It’s a sure sign of spring. No, not the first robin (or Oriole, or Cardinal, or Blue Jay). Not the flowers blooming or Spring Training coming to a close. It’s the release of Out of the Park Baseball. If you’re not familiar with OOTP, they’re a developer that creates sports management games for multiple sports. OOTP Baseball has been their longest running program, which lets you either manage or general manage a baseball team. A few days ago, the 2015 edition of the game came out, OOTP 16. I decided to give it a whirl and take my shot at being the GM of the Seattle Mariners. (Spoiler alert: it didn’t go well.)

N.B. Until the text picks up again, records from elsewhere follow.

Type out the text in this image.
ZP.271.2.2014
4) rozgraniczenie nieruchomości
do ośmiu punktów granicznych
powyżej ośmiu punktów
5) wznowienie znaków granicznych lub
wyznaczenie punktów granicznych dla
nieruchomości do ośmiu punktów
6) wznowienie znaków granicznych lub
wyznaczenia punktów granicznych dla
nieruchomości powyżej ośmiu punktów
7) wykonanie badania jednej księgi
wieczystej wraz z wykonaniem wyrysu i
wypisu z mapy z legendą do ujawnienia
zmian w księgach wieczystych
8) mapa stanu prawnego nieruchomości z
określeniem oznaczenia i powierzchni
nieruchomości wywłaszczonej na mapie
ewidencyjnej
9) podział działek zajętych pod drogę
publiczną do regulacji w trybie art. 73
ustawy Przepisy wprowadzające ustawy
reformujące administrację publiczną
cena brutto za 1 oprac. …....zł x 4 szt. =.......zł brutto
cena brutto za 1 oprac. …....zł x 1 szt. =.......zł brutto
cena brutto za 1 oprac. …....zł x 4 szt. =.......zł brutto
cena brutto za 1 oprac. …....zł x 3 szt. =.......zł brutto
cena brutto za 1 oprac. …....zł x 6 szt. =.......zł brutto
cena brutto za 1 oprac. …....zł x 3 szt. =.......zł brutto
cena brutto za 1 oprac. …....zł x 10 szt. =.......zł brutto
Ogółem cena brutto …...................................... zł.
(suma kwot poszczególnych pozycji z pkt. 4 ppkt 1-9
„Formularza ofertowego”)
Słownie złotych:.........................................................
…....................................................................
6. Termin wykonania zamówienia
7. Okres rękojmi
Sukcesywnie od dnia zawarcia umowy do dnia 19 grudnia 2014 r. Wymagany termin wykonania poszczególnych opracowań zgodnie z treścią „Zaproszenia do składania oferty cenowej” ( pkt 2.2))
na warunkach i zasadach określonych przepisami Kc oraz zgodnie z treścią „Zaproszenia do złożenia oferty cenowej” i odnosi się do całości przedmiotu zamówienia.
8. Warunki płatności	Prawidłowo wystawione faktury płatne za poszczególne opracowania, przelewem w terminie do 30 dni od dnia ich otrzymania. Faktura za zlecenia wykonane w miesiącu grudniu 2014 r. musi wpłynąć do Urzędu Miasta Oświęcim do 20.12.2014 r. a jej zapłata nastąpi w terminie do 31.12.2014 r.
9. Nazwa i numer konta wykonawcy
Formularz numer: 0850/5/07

A big milestone for OOTP Baseball was finally acquiring an MLB license and MLB.com license, which finally lets them use official team logos, uniforms and stadiums. They also provide access to managing past seasons. Due to my inability to see current lineups and not try and make everything match, I took control of the (officially branded) Seattle Mariners early in January of 1989, hoping to lead the playoff-starved club into relevance. Things looked good early on, with a core of Griffey Jr., Edgar Martinez, Harold Reynolds, and a hopeful future with Omar Vizquel looking to break through. Boy, was I wrong. After peaking in early April, Seattle meandered around .500 or below for the rest of the season, and finished with a 72-90 record, 15 games back of the first place California Angels. Over the season, I dealt Reynolds (on a contract year and underperforming) and Vizquel (underperforming) to, you guessed it, the California Angels and acquired pitching. It also didn’t help that Edgar Martinez, Ken Griffey Jr. and almost any other player that could hit above .250 got hurt. Things just didn’t work out for the boys in yellow and blue that year.
The game itself is better than ever. While I rarely touched the live gameplay (which was left to my virtual manager) due to the fact that I wanted to spend more time trading and signing than controlling game strategy. The interface is sleek and does a good job of encompassing all the tools a GM would need on one page. It also provides a handy-dandy inbox, giving you messages from all around the league, including this gem.
When I did play around with the live gameplay, it was decently entertaining although confusing and tedious at times. This could be solved by some streamlining, although I suspect the die-hards could navigate through a game in their sleep. Other than that one little problem, the game is better than ever, and for anyone who dreams of running a ballclub – this is as close as you can get to the real thing.